I recently discovered I've pretty much stopped signing on to AIM. I think I stopped for much the same reason I stopped watching anime or playing games.
I haven't stopped altogether, but if you made a histogram, one could certainly describe its form as "trending downward". I can't say that its this easy to stop doing anything, but as a general trend, I stop doing things when I just get too lazy or busy to do it anymore.
I stopped signing onto AIM because I reformatted my computers and turned off auto login. And then I guess I just kind of assumed no one was talking to me and as long as I didn't need to talk to anyone, I didn't realize I wasn't online.
I weaned myself off AIM because I assumed I had no friends. So. Sad.
Of Water and Words
I'm reading through Mere Christianity with Daniel so we have something less boring to discuss than school in our weekly prayer-partner-meetings.
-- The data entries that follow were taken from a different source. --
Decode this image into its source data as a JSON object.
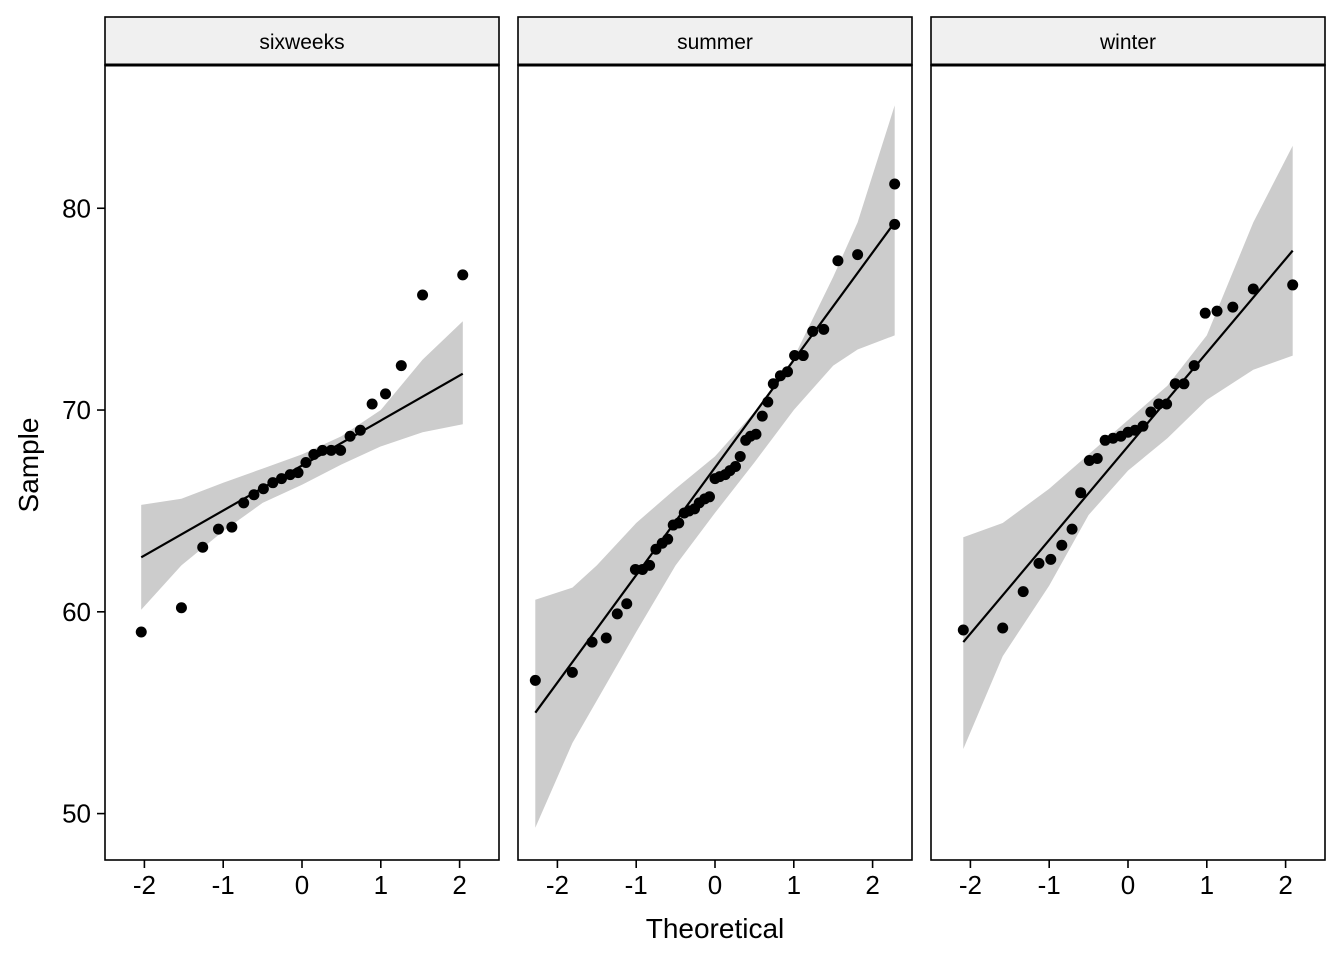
{
  "chart_data": {
    "type": "scatter",
    "subtype": "qq-plot-faceted",
    "xlabel": "Theoretical",
    "ylabel": "Sample",
    "xlim": [
      -2.5,
      2.5
    ],
    "ylim": [
      47.7,
      87.1
    ],
    "xticks": [
      -2,
      -1,
      0,
      1,
      2
    ],
    "yticks": [
      50,
      60,
      70,
      80
    ],
    "grid": false,
    "colors": {
      "points": "#000000",
      "line": "#000000",
      "band": "#cccccc",
      "strip_bg": "#f0f0f0",
      "border": "#000000"
    },
    "panels": [
      {
        "name": "sixweeks",
        "points": [
          [
            -2.04,
            59.0
          ],
          [
            -1.53,
            60.2
          ],
          [
            -1.26,
            63.2
          ],
          [
            -1.06,
            64.1
          ],
          [
            -0.89,
            64.2
          ],
          [
            -0.74,
            65.4
          ],
          [
            -0.61,
            65.8
          ],
          [
            -0.49,
            66.1
          ],
          [
            -0.37,
            66.4
          ],
          [
            -0.26,
            66.6
          ],
          [
            -0.15,
            66.8
          ],
          [
            -0.05,
            66.9
          ],
          [
            0.05,
            67.4
          ],
          [
            0.15,
            67.8
          ],
          [
            0.26,
            68.0
          ],
          [
            0.37,
            68.0
          ],
          [
            0.49,
            68.0
          ],
          [
            0.61,
            68.7
          ],
          [
            0.74,
            69.0
          ],
          [
            0.89,
            70.3
          ],
          [
            1.06,
            70.8
          ],
          [
            1.26,
            72.2
          ],
          [
            1.53,
            75.7
          ],
          [
            2.04,
            76.7
          ]
        ],
        "line": [
          [
            -2.04,
            62.7
          ],
          [
            2.04,
            71.8
          ]
        ],
        "band": {
          "x": [
            -2.04,
            -1.53,
            -1.0,
            -0.5,
            0.0,
            0.5,
            1.0,
            1.53,
            2.04
          ],
          "upper": [
            65.3,
            65.6,
            66.4,
            67.1,
            67.8,
            68.7,
            70.0,
            72.5,
            74.4
          ],
          "lower": [
            60.1,
            62.3,
            64.0,
            65.4,
            66.3,
            67.3,
            68.2,
            68.9,
            69.3
          ]
        }
      },
      {
        "name": "summer",
        "points": [
          [
            -2.28,
            56.6
          ],
          [
            -1.81,
            57.0
          ],
          [
            -1.56,
            58.5
          ],
          [
            -1.38,
            58.7
          ],
          [
            -1.24,
            59.9
          ],
          [
            -1.12,
            60.4
          ],
          [
            -1.01,
            62.1
          ],
          [
            -0.92,
            62.1
          ],
          [
            -0.83,
            62.3
          ],
          [
            -0.75,
            63.1
          ],
          [
            -0.67,
            63.4
          ],
          [
            -0.6,
            63.6
          ],
          [
            -0.53,
            64.3
          ],
          [
            -0.46,
            64.4
          ],
          [
            -0.39,
            64.9
          ],
          [
            -0.33,
            65.0
          ],
          [
            -0.26,
            65.1
          ],
          [
            -0.2,
            65.4
          ],
          [
            -0.13,
            65.6
          ],
          [
            -0.07,
            65.7
          ],
          [
            0.0,
            66.6
          ],
          [
            0.06,
            66.7
          ],
          [
            0.13,
            66.8
          ],
          [
            0.19,
            67.0
          ],
          [
            0.26,
            67.2
          ],
          [
            0.32,
            67.7
          ],
          [
            0.39,
            68.5
          ],
          [
            0.45,
            68.7
          ],
          [
            0.52,
            68.8
          ],
          [
            0.6,
            69.7
          ],
          [
            0.67,
            70.4
          ],
          [
            0.74,
            71.3
          ],
          [
            0.83,
            71.7
          ],
          [
            0.92,
            71.9
          ],
          [
            1.01,
            72.7
          ],
          [
            1.12,
            72.7
          ],
          [
            1.24,
            73.9
          ],
          [
            1.38,
            74.0
          ],
          [
            1.56,
            77.4
          ],
          [
            1.81,
            77.7
          ],
          [
            2.28,
            79.2
          ],
          [
            2.28,
            81.2
          ]
        ],
        "line": [
          [
            -2.28,
            55.0
          ],
          [
            2.28,
            79.3
          ]
        ],
        "band": {
          "x": [
            -2.28,
            -1.81,
            -1.5,
            -1.0,
            -0.5,
            0.0,
            0.5,
            1.0,
            1.5,
            1.81,
            2.28
          ],
          "upper": [
            60.6,
            61.2,
            62.3,
            64.4,
            66.1,
            67.7,
            69.9,
            72.6,
            76.6,
            79.3,
            85.1
          ],
          "lower": [
            49.3,
            53.5,
            55.6,
            59.0,
            62.3,
            64.9,
            67.4,
            70.0,
            72.2,
            73.0,
            73.7
          ]
        }
      },
      {
        "name": "winter",
        "points": [
          [
            -2.09,
            59.1
          ],
          [
            -1.59,
            59.2
          ],
          [
            -1.33,
            61.0
          ],
          [
            -1.13,
            62.4
          ],
          [
            -0.98,
            62.6
          ],
          [
            -0.84,
            63.3
          ],
          [
            -0.71,
            64.1
          ],
          [
            -0.6,
            65.9
          ],
          [
            -0.49,
            67.5
          ],
          [
            -0.39,
            67.6
          ],
          [
            -0.29,
            68.5
          ],
          [
            -0.19,
            68.6
          ],
          [
            -0.09,
            68.7
          ],
          [
            0.0,
            68.9
          ],
          [
            0.09,
            69.0
          ],
          [
            0.19,
            69.2
          ],
          [
            0.29,
            69.9
          ],
          [
            0.39,
            70.3
          ],
          [
            0.49,
            70.3
          ],
          [
            0.6,
            71.3
          ],
          [
            0.71,
            71.3
          ],
          [
            0.84,
            72.2
          ],
          [
            0.98,
            74.8
          ],
          [
            1.13,
            74.9
          ],
          [
            1.33,
            75.1
          ],
          [
            1.59,
            76.0
          ],
          [
            2.09,
            76.2
          ]
        ],
        "line": [
          [
            -2.09,
            58.5
          ],
          [
            2.09,
            77.9
          ]
        ],
        "band": {
          "x": [
            -2.09,
            -1.59,
            -1.0,
            -0.5,
            0.0,
            0.5,
            1.0,
            1.59,
            2.09
          ],
          "upper": [
            63.7,
            64.4,
            66.1,
            67.8,
            69.5,
            71.2,
            73.7,
            79.3,
            83.1
          ],
          "lower": [
            53.2,
            57.8,
            61.3,
            64.8,
            67.0,
            68.6,
            70.5,
            72.0,
            72.7
          ]
        }
      }
    ]
  }
}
Honestly, I haven't been reading even when I promised, which is bad. (I put it off for a week, and just started today). When I started reading I suddenly felt... good. There was just a sudden sense of "oh, this is how things truly should be".
Religion is a funny thing, it drives people to extreme depths of passion, be the depths monk-y or bellicose. But, to me, religion (with a small r), is when I curl up on a couch, and read the Bible, and notice something that I hadn't before, or when I'm walking through Berkeley, and I could almost swear God is just walking alongside me, whispering quietly, pointing out the beauty of all the things that I would otherwise push past in my hurry to get to class.
(Incidentally, the majority of the time I imagine God speaking in a quiet voice, not because He is small, but because when you are God, do you really need to shout all that much? It seems so... gauche.)